Ökopartei in der Krise

Bei vielen Menschen sind die Grünen mittlerweile regelrecht verhasst. Zu Recht?

In der Eigenwahrnehmung sind die Grünen gerade so etwas wie der Prügelknabe der Nation. Klar wird die Berliner Ampel als Ganzes für alles verantwortlich gemacht, was derzeit nicht funktioniert, teurer wird oder unliebsame Veränderung bedeutet. Aber die Grünen trifft es besonders hart. In manchen Kreisen sind sie regelrecht verhasst. Sie werden niedergebrüllt, „an die Ostfront“ oder gleich an den Galgen gewünscht. Trauriger Höhepunkt vergangene Woche der wütende Mob, dessentwegen Bundeswirtschaftsminister Robert Habeck eine Fähre nicht verlassen konnte. Selbst schuld oder Verrohung der Sitten?

Ursula Münch, Leiterin der Akademie für Politische Bildung in Tutzing, nähert sich der Antwort wissenschaftlich. Eine Partei in Regierungsbeteiligung stehe immer intensiver im Fokus, sagt sie. Verstärkt werde das noch, weil die Grünen mit Habeck und Außenministerin Annalena Baerbock zwei Frontleute „mit starkem Gestaltungsbedürfnis“ hätten. Mitunter erschienen diese „oberlehrerhaft“. Dieses in der Wahrnehmung vieler Menschen Besserwisserische stehe in großer Diskrepanz zu den handwerklichen Fehlern, die Habeck vor allem beim Heizungsgesetz unterlaufen seien. Also ja, die Grünen seien auch selbst dafür verantwortlich, dass sie heftig in der Kritik stehen, meint Münch. Zumal sie nicht zu begreifen schienen, was die Menschen an ihrer Politik störe, und sie vor lauter Eifer nicht bedächten, welche konkreten Folgen Beschlüsse für die Bürger*innen hätten. Etwas „weltfremd“ seien sie manchmal, die Grünen.

Für die Heftigkeit der Attacken nennt Münch aber auch äußere Faktoren und eine Mitverantwortung von CSU und Freien Wählern. Ein Gutteil der Zuspitzung sei Folge des bayerischen Landtagswahlkampfes, in dem sich die beiden Koalitionspartner zum Gegenentwurf der Grünen stilisiert hätten. „Den Leuten ist im Wahlkampf eingebläut worden, was die Grünen ihnen alles verbieten wollen – was so definitiv nicht gestimmt hat“, urteilt Münch. Die Grünen zudem praktisch alleinverantwortlich für die gestiegenen Energiepreise zu machen, sei mit Blick auf den Krieg in der Ukraine eine „doch etwas schlichte Denke“.

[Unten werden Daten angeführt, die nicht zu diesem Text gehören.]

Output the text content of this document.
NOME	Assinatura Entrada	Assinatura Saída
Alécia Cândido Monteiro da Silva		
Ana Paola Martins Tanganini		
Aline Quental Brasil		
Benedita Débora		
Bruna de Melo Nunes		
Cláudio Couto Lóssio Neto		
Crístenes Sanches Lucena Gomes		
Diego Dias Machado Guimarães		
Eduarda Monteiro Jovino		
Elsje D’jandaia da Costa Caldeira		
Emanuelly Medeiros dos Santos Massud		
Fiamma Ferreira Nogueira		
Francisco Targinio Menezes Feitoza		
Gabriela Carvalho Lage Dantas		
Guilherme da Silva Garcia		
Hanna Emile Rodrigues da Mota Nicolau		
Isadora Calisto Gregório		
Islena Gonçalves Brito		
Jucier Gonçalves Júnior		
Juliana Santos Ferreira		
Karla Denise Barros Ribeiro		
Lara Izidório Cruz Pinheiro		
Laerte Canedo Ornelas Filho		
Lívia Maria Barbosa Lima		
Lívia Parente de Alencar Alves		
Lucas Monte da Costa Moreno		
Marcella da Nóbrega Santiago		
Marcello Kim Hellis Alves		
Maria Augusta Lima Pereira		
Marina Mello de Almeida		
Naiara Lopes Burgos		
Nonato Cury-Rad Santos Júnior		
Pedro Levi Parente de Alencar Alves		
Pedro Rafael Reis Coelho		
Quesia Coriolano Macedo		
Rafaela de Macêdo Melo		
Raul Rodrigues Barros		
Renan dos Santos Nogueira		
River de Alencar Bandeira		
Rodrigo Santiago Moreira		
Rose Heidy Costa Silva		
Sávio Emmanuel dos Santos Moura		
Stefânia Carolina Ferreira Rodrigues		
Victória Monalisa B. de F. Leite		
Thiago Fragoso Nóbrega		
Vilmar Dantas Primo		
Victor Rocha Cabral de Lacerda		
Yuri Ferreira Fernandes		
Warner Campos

Münch rückt Rhetorik von CSU und Freien Wählern in die Nähe von Extremisten

Erschrocken hat sich Münch über die „Ausgrenzungsrhetorik“ von CSU und Freien Wählern: dass den Grünen zum Beispiel das „Bayern-Gen“ abgesprochen werde. Solche Strategien habe sie bislang nur in Bezug auf Populisten und Extremisten gekannt. In Verbindung mit einem „Sündenbock-Denken“, das in Krisenzeiten ohnehin stärker verbreitet sei, habe sich im Land eine aggressive Grundstimmung gegenüber den Grünen entwickelt, weiter angetrieben durch die digitalen Verbreitungswege und eine in Teilen „widerliche Frauenfeindlichkeit“ gegen deren weibliche Führungskräfte. Es habe sich eine Wucht entwickelt, die in analogen Zeiten so kaum vorstellbar gewesen wäre, erklärt Münch.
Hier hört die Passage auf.